The charity acknowledges that the UK farming industry has reduced its antibiotic use by over half since 2014, but claimed “far greater” reductions are still needed. The EU banned all routine use of antibiotics in livestock at the start of this year.

A spokesperson for the Department for Environment Food and Rural Affairs (Defra) said: “Antibiotics sales for use in livestock are at their lowest ever level and we are committed to building on these reductions.

“We do not support routine preventative use of antibiotics in animals – they should not compensate for poor husbandry practices and we will continue to look into strengthening legislation in this area.”

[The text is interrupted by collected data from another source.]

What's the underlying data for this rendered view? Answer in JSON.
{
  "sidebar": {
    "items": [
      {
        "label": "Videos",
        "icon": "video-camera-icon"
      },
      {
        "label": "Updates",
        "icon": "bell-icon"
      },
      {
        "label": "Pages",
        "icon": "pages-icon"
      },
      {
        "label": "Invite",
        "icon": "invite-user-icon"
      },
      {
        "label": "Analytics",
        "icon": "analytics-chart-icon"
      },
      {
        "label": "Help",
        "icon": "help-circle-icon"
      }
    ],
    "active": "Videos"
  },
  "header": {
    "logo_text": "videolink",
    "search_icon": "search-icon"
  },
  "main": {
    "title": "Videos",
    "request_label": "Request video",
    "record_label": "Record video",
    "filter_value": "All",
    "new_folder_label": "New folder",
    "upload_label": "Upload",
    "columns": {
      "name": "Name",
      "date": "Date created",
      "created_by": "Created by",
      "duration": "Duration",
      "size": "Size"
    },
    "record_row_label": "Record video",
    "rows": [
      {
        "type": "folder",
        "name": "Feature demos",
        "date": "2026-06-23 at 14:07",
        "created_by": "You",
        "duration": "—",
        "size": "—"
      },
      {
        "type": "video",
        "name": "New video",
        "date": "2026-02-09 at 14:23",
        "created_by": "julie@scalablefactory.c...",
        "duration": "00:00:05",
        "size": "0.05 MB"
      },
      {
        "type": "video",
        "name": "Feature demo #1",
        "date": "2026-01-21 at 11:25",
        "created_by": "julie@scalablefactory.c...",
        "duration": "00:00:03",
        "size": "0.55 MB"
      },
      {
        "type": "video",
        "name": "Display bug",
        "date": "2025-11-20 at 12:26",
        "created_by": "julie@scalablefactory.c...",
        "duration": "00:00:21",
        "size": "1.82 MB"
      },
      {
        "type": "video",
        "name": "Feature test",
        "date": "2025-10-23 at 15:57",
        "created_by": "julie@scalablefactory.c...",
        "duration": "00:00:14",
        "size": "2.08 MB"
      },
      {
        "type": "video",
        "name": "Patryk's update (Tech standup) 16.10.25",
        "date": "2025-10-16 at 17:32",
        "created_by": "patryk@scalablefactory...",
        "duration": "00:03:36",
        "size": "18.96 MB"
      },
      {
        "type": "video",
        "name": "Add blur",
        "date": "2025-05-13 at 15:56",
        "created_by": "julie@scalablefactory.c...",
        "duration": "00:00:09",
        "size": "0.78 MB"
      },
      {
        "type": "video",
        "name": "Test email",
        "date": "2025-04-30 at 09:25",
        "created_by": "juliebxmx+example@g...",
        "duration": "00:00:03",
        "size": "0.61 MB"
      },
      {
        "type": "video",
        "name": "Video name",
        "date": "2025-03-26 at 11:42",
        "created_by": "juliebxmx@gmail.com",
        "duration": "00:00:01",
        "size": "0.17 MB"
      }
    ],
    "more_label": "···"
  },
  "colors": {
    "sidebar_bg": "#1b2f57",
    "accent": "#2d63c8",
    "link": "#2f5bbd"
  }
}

National Farmers Union policy manager Sarah Faulkner said British farming “is a leader in the responsible use of antibiotics”, adding: “Herefordshire farmers and those further afield continue to work hard to protect animal health and welfare using alternative strategies.”

Meanwhile, a new Herefordshire Council report on the link between the county’s many intensive poultry units and human health failed to find conclusive links between the two, but suggested that might simply be due to lack of hard data.

“Without data to back up anecdotal evidence, it will remain difficult to properly investigate, assess and address some of the possible health impacts of the industry,” it concluded.

It recommends the council seek to take on responsibility for the permits controlling intensive poultry units, currently the responsibility of the Environmental Agency, and use income from these to fund its own oversight of farms.